When the moon rose, Mu Lan looked between the drawn curtains, and out across the headed rice which swayed in the hot breeze. Some of the terraced plots were no more than a few yards square; other reached a li in every direction.
Irrigation had for the time ended. Only here and there was the moonlight reflected from a dyked field. When once the waters sank, invaders and harvest time would come to the unoccupied stretches of the rice bowl.
Mu Lan had no reason to hope that her warning could put into the field enough guerillas to block Yasuda’s troops. The best she expected to do in Ching Pao was to persuade the villagers to destroy their crops rather than to harvest for the enemy. Now she wondered how any argument of he
rs could succeed when all others had thus far failed; for, seeing again, after those years of absence, how much backbreaking work went into building dykes, and ploughing knee deep in mud, planting rice shoots by hand, and ladling fertilizer to each cluster, she understood why the peasants stubbornly held out against scorched earth.
And the loneliness added its bit. She was in another world, a rural world cut off from news, from cities, from the rest of China. Her parents, if they still lived, bending in the mud of rice fields, could not see beyond local feuds, and the rival village, Yin Pao. To them, an enemy in Cheng Teh was an enemy in the moon.
Unless she could convince them, they wouldn’t learn until it was too late.
At times shelters loomed up, dark and massive: brick columns, supporting a tiled roof, flanked brick benches. Here the coolies rested, smoked a few pipes of finely shredded tobacco, and trotted on.
Mu Lan was not afraid. There could not be any pursuit until Yasuda emerged from his stupor, and had occasion to refer to an order whose contents already formed an unpleasant part of his memories. And though suspecting Mu Lan, he would hardly issue an order for her arrest, for to do so would make him lose face with whatever subordinates he detailed to execute his commands. Having been outwitted by a sing-song girl was not a subject he would care to mention, all the more so since the inevitable rumors which no vigilance ever prevented would certainly have warned the villagers. Every Japanese plan was so sure to become public property before being put into effect that Yasuda as a matter of routine included precautions to offset leaks.

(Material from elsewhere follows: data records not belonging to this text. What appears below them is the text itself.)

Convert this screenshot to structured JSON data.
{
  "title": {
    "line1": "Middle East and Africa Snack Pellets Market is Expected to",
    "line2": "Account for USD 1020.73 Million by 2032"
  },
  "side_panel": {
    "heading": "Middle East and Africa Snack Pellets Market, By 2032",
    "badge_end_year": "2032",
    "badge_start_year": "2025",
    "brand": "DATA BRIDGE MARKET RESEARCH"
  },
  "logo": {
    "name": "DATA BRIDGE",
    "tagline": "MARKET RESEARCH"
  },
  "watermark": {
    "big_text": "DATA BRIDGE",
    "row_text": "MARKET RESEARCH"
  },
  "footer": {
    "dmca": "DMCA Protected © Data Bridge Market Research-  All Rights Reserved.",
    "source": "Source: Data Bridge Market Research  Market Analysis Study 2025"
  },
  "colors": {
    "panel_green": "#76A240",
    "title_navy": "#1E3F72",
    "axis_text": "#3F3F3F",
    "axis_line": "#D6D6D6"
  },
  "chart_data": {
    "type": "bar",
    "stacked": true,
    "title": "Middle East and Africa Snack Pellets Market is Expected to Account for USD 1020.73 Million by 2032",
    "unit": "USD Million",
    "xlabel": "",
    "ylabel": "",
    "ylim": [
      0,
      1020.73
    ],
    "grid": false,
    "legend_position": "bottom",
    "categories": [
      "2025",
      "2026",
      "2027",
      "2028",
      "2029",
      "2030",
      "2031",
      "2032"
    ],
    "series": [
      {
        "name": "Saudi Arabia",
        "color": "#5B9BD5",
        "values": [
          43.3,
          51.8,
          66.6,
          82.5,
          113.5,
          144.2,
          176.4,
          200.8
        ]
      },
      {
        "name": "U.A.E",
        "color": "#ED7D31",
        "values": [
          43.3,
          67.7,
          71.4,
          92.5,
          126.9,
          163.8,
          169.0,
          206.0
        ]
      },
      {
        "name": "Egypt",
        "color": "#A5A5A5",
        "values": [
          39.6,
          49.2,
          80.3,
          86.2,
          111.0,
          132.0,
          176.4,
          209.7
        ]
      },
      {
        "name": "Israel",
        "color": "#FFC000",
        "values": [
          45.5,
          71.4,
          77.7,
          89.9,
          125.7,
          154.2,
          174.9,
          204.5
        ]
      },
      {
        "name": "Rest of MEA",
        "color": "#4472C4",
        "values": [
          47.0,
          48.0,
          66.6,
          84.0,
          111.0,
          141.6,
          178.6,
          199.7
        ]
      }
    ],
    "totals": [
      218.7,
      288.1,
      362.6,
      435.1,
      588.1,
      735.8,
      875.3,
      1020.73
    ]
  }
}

Yet she craned her neck, and begrudged the coolies their short rest, some time after sunrise, at a grimy little inn, a hovel of brick and timber, where pigs and chickens shared quarters with the proprietor and his family.
The day’s heat was made worse by steam exhaled by the drying rice fields. In some villages, farmers were already cutting the clusters, and beating the grain out of the heads. The continuous drumming and thumping was like the far off rumble of thunder.